Why this Article is Criticized? -Supreme Court reinstates Congress government in Arunachal Pradesh

• The expression “breakdown of constitutional machinery” has not been defined in the Constitution. It can happen due to political reasons such as, hung assembly, the Government losing majority in the assembly, failure of any political grouping to form a government, defections and break-up of coalition or because of insurgency etc.

• Unlike the President, who mostly acts on the advice of the Union Council of Ministers, Governors have some discretion, including for sending reports recommending central rule.

• Since Governor is a central government’s agent and He has discretionary power with regard to imposition of President Rule and also because, breakdown of constitutional machinery is not defined anywhere in the constitution, This has resulted in blunt misuse of this article by the party in power in the centre. The worst misuse of it could be seen from 2 instances, First being when Janta Party government came to power in 1977, It dismissed all congress ruled state government by using Article 356,since it felt that since congress government lost election at the centre, it has lost the mandate to rule at the state. Same grounds were used by the Congress government in 1980 while dismissing the Janta party government.

• Due to its widespread misuse by the executive, Supreme Court was forced to intervene in this matter, Thus in the S.R. Bommai case, the Supreme Court ruled in 1994 that courts can’t question the Union Cabinet’s advice to the President but they can question the material behind the satisfaction of the President regarding breakdown of constitutional machinery. It also said that, the use of Article 356 was justified only when there was a breakdown of constitutional machinery and not that of administrative machinery. Since then the usage of this article has reduced widely, since it has inculcated fear in the minds of executive about Court nullifying the imposition of president Rule.
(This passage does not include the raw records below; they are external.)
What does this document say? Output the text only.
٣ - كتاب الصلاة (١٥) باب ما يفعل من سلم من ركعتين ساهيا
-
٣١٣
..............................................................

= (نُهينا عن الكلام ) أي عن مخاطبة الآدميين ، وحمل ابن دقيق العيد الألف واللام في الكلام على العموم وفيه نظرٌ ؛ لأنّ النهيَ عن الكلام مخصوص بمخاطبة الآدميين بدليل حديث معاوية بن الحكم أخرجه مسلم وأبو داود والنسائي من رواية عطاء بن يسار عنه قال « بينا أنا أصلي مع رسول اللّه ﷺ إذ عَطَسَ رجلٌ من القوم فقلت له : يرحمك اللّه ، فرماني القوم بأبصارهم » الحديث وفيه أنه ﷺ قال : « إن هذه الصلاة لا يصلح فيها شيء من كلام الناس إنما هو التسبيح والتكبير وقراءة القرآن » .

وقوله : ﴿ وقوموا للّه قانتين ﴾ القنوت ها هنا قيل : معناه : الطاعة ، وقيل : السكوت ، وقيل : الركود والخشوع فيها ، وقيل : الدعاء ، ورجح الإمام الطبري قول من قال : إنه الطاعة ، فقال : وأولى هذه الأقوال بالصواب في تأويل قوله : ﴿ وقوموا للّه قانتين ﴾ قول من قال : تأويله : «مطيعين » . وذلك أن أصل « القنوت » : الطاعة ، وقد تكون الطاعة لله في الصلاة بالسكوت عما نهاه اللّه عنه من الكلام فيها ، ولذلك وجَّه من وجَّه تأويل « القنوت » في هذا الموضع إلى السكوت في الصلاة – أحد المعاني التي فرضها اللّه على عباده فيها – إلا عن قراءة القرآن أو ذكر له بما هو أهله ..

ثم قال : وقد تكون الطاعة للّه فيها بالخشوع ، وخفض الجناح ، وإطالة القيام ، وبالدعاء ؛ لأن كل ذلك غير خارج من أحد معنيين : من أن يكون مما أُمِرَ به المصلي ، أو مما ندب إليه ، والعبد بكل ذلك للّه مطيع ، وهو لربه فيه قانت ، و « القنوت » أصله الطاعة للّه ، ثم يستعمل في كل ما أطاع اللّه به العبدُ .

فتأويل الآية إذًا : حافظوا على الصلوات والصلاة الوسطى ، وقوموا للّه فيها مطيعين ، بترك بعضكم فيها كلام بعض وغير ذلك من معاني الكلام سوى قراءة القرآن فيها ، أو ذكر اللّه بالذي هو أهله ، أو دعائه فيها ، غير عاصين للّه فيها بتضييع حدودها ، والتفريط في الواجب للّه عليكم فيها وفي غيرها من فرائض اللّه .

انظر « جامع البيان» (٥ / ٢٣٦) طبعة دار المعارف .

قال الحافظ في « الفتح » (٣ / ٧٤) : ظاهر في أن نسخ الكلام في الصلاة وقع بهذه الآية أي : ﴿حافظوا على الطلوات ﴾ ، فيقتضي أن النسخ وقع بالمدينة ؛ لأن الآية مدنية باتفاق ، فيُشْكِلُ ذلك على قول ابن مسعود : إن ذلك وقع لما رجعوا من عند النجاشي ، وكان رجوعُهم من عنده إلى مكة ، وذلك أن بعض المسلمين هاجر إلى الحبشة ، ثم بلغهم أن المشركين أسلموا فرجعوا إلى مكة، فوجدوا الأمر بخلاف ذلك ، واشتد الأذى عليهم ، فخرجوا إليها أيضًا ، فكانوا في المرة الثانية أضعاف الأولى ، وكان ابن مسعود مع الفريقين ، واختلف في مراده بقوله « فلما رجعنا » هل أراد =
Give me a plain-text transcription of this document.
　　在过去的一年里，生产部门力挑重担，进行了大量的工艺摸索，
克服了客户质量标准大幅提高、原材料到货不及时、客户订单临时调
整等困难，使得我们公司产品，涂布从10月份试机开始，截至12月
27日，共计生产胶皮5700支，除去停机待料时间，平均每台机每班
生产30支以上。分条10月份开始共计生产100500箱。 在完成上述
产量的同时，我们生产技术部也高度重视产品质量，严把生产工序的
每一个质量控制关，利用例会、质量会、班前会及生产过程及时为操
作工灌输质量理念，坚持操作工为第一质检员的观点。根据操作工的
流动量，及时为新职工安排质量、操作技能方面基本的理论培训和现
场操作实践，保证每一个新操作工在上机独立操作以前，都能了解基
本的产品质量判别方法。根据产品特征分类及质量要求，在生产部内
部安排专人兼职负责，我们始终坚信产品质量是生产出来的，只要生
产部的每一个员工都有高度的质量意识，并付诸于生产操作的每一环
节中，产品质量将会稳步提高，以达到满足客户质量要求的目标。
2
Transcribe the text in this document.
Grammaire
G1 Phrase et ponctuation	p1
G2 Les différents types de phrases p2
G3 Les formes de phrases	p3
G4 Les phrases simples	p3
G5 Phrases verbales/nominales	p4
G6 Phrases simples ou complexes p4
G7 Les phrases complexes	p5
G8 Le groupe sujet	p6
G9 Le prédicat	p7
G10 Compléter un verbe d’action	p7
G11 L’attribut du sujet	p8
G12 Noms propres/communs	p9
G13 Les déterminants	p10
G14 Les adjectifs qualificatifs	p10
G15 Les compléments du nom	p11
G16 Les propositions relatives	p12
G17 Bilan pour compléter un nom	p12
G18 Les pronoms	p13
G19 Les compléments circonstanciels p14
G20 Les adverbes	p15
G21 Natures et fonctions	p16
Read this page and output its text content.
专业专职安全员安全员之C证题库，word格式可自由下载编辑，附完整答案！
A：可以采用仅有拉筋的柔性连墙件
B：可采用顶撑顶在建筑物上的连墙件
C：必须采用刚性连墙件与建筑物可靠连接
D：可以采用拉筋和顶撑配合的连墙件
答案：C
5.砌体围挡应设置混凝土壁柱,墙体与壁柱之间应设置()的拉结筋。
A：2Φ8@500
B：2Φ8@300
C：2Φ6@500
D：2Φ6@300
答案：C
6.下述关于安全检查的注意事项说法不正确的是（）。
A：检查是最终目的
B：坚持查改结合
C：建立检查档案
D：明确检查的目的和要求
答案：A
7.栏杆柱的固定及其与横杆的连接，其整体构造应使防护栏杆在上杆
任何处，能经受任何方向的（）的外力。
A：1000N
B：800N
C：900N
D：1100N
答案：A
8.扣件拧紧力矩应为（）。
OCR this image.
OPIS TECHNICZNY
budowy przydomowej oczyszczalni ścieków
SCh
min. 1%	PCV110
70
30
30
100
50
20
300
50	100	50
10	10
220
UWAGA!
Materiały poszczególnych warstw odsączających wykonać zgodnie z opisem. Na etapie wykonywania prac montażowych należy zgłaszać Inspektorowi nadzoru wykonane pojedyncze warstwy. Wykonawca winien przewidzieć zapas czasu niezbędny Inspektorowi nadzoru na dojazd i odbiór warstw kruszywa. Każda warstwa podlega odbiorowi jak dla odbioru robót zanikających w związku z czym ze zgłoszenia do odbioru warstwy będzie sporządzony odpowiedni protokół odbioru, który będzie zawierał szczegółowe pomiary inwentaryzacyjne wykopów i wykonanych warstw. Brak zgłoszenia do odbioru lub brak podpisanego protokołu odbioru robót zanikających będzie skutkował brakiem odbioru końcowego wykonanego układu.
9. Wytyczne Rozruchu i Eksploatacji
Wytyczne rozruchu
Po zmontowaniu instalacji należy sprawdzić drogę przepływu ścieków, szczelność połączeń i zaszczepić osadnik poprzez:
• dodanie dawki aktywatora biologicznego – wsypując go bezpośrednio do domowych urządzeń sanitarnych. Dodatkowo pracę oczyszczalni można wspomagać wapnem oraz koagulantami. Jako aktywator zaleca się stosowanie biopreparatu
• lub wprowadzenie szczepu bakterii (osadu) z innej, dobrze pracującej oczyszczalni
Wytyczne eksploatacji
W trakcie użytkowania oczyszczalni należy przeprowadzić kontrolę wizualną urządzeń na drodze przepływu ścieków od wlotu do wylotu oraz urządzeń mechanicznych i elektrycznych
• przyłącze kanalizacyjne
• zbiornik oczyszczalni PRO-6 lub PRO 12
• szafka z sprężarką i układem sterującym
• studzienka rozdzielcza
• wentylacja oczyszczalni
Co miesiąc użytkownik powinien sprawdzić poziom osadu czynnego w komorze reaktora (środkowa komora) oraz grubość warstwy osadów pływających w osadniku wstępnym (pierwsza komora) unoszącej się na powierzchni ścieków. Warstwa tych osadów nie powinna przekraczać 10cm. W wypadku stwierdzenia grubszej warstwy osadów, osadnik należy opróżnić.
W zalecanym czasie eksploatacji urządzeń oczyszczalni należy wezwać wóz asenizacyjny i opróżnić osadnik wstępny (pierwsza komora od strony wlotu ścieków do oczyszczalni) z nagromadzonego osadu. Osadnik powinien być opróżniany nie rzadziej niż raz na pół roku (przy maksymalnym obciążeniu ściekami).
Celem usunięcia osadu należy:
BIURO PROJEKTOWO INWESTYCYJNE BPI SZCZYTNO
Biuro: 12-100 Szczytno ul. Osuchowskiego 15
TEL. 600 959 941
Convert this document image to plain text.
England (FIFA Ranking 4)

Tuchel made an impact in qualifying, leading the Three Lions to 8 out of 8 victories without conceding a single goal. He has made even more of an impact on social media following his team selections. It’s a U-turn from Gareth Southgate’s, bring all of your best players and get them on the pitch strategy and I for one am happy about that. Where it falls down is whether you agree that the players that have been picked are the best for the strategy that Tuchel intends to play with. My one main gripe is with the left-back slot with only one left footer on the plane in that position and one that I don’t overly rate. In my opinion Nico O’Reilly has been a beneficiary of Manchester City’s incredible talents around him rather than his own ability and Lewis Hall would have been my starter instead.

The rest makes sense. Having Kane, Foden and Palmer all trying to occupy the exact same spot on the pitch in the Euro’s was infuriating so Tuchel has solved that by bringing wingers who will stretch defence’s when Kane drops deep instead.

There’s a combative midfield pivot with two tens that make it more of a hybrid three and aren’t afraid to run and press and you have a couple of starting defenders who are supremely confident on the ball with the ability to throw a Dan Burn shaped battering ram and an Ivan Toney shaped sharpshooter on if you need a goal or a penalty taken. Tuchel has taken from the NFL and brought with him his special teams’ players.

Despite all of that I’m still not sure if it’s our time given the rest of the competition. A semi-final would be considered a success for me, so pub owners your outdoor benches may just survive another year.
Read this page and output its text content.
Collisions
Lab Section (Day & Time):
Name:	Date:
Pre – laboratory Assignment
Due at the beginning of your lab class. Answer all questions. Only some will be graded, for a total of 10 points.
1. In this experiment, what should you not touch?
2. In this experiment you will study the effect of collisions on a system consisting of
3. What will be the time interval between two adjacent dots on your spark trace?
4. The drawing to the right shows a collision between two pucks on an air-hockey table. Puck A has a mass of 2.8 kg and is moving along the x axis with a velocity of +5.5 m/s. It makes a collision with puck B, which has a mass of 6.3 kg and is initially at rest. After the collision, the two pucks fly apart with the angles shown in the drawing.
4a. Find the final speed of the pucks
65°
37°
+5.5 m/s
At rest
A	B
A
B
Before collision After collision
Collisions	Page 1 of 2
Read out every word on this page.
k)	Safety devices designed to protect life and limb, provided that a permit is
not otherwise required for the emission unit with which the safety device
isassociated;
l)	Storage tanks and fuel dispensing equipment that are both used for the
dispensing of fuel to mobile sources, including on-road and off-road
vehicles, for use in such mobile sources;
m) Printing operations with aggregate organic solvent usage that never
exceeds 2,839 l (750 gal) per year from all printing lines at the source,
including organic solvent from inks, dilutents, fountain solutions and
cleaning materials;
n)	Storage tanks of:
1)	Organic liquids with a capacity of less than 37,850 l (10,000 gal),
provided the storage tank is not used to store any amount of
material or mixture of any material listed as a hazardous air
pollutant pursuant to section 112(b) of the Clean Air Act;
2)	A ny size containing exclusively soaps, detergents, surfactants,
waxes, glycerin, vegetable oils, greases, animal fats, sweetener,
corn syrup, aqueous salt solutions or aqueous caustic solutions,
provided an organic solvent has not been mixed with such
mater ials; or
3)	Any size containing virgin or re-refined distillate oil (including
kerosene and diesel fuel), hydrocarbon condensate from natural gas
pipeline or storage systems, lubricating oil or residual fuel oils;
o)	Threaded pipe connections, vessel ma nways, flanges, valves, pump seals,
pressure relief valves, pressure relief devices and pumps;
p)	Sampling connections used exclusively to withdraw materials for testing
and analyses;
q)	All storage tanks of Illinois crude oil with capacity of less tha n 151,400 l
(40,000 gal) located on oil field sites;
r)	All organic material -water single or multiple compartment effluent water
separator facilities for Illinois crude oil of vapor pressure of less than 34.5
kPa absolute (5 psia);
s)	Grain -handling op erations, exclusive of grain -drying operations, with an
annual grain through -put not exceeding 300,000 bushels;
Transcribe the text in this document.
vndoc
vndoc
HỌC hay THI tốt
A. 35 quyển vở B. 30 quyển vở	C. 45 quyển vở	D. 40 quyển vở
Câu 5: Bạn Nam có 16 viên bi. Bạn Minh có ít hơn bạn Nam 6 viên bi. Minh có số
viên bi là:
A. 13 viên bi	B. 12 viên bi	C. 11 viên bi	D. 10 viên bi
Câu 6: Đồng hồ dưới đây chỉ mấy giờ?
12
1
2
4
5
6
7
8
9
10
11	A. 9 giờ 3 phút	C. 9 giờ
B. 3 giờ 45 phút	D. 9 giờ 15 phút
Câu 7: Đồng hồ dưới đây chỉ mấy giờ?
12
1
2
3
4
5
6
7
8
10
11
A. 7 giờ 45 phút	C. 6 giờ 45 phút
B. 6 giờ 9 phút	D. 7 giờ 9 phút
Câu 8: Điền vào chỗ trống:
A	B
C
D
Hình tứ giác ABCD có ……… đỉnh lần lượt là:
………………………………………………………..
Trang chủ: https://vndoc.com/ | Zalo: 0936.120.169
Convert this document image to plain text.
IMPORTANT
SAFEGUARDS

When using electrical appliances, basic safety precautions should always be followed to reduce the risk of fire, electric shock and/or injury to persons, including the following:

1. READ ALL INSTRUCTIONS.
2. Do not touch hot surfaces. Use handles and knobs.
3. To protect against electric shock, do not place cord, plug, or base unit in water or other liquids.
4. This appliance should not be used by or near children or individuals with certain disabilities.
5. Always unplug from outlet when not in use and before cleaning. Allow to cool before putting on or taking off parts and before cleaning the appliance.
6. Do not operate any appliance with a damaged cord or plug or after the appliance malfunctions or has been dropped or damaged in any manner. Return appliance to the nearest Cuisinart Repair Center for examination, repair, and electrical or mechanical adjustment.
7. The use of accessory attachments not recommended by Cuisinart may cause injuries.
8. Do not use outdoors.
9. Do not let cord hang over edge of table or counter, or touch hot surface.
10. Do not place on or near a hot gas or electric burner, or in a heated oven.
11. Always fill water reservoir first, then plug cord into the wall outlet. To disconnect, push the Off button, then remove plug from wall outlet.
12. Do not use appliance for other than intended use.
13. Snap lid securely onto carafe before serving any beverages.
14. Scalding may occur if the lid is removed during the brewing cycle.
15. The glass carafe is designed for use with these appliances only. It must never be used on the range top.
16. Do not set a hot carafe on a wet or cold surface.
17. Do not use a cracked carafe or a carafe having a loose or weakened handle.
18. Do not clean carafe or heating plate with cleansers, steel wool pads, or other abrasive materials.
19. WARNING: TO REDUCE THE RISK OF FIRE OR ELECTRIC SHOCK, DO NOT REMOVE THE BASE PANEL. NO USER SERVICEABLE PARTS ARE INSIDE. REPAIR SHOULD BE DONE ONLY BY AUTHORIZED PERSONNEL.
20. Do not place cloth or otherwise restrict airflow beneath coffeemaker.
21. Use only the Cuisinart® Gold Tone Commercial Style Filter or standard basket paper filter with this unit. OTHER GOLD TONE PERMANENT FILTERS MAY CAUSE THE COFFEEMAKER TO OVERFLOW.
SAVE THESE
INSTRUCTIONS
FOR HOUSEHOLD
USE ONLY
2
• The most recent example of the misuse of this article was in Buta Singh case. Where the Governor recommended president rule without giving chance to an Alliance which claimed that it has majority. The Supreme Court in January 2006 declared the dissolution of the Bihar assembly as null and void in the Buta Singh case. It held that the governor’s report could not be taken at face value and must be verified by the council of ministers before being used as the basis for imposing President’s rule. The “drastic and extreme action under Article 356” cannot be justified on whims and fancies of the Governor and the council of ministers should not accept it as “gospel truth”.